In a statement posted on X, the National Liberation Army said that it will halt attacks on the military as the nation celebrates Christmas and New Year’s.
Colombian President Gustavo Petro shared the truce announcement on his X account, with a message saying that “the end of war, is the nation’s goal for 2025.”
The group, known in Spanish as the ELN, was founded in the 1960s by university students, priests and union leaders inspired by the Cuban revolution.
It currently has 6,000 fighters in Colombia and Venezuela according to Ministry of Defense estimates, and finances itself through illegal mining, extortion rackets and the drug trade.

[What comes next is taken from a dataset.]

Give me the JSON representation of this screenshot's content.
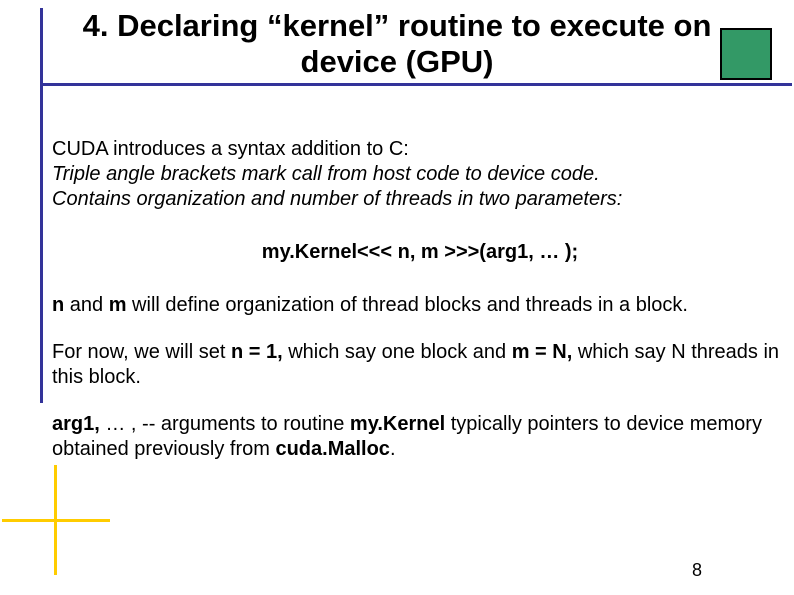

The ELN has increased its influence in some rural areas of Colombia by stepping into a power vacuum left by the Revolutionary Armed Forces of Colombia after that group signed a peace deal with the Colombian government in 2016.
Two years ago, the ELN began to stage peace talks of its own with the Petro administration, which resulted in a ceasefire that began in August of last year.
But peace talks stalled due to disagreements over when the ELN would stop kidnapping and taxing civilians. ELN commanders were also angered by the government’s move to set up separate negotiations with an ELN offshoot in the southwest of the country.
The ceasefire broke down four months ago, and since then the ELN has stepped up its attacks on military targets and oil infrastructure along Colombia’s border with Venezuela.
The Petro administration has attempted to stage peace talks with several armed groups in rural pockets of the country, under a strategy known as total peace. ELN commanders have criticized the Petro administration for trying to cut deals with some of these groups, instead of persecuting them.